Advanced, recurrent endometrial cancer is a dismal prognosis. Carboplatin and paclitaxel is considered to be the first-line systemic treatment of choice. However, no standard treatment had been defined yet for second- line or third-line systemic treatment. Response rates for chemotherapy, TKIs, immune checkpoint inhibitors, and aromatase inhibitors proved to be low. Evidence from several preclinical and phase 1 clinical studies suggest treatment with a CDK4/6 inhibitor could be effective in patients with advanced, metastatic, oestrogen receptor (ER)-positive endometrial cancer.

 

The NSGO-PALEO/ENGOT-EN3 trial is a (small) randomised phase 2 trial that included 77 patients with primary stage 4 or relapsed ER-positive endometrial cancer who had one or more previous lines of therapy.
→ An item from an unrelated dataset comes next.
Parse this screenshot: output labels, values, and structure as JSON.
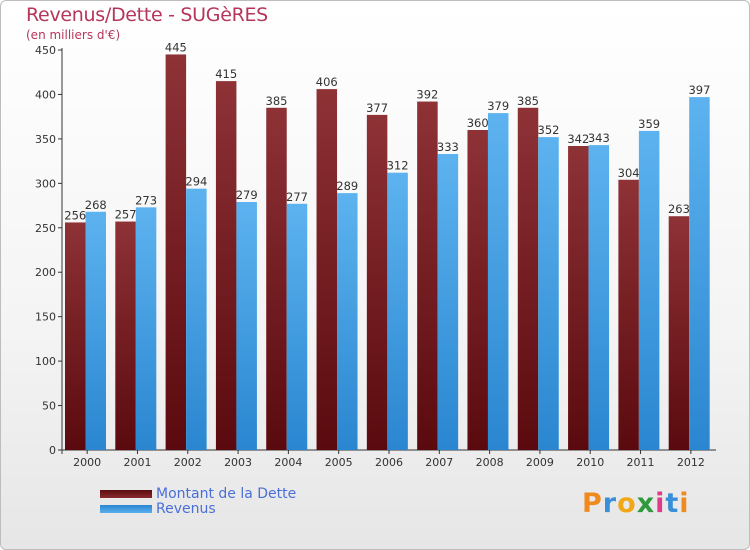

Prior surgery, radiation therapy, chemotherapy or ≤1 line of endocrine therapy (MPA/megestrol acetate) was permitted. Patients were 1:1 randomised to receive letrozole (2.5 mg) plus placebo or letrozole plus palbociclib (125 mg) until progression. The primary endpoint was PFS. Dr Mansoor Mirza (Rigshospitalet, Copenhagen, Denmark, presented the first results of the trial [1].

 

Letrozole plus palbociclib significantly improved PFS compared with letrozole plus placebo: median PFS was 8.3 months versus 3.0 months (HR 0.56, P=0.041). The secondary endpoint, disease control rate at 24 weeks, was also in favour of letrozole plus palbociclib: 64% versus 38%. Treatment-emergent grade 3/4 adverse events were significantly more frequent with letrozole plus palbociclib compared with letrozole plus placebo: neutropenia 42% versus 0%; anaemia 8% versus 3%. Patient-reported outcomes were similar in the 2 treatment arms. Palbociclib was discontinued for adverse events in 25% of the patients on palbociclib and letrozole was discontinued in 19% of the patients on palbociclib versus 11% of the patients on placebo. Based on these results, Dr Mirza concluded that the letrozole plus palbociclib combination demonstrated clinically meaningful improvement in PFS with manageable toxicity, meriting further phase 3 investigation.

 

  1. Mirza MR, et al. A randomised double-blind placebo-controlled phase II trial of palbociclib combined with letrozole (L) in patients (pts) with oestrogen receptor-positive (ER+) advanced/recurrent endometrial cancer (EC): NSGO-PALEO / ENGOT-EN3 trial. ESMO 202 Virtual, abstract LBA28.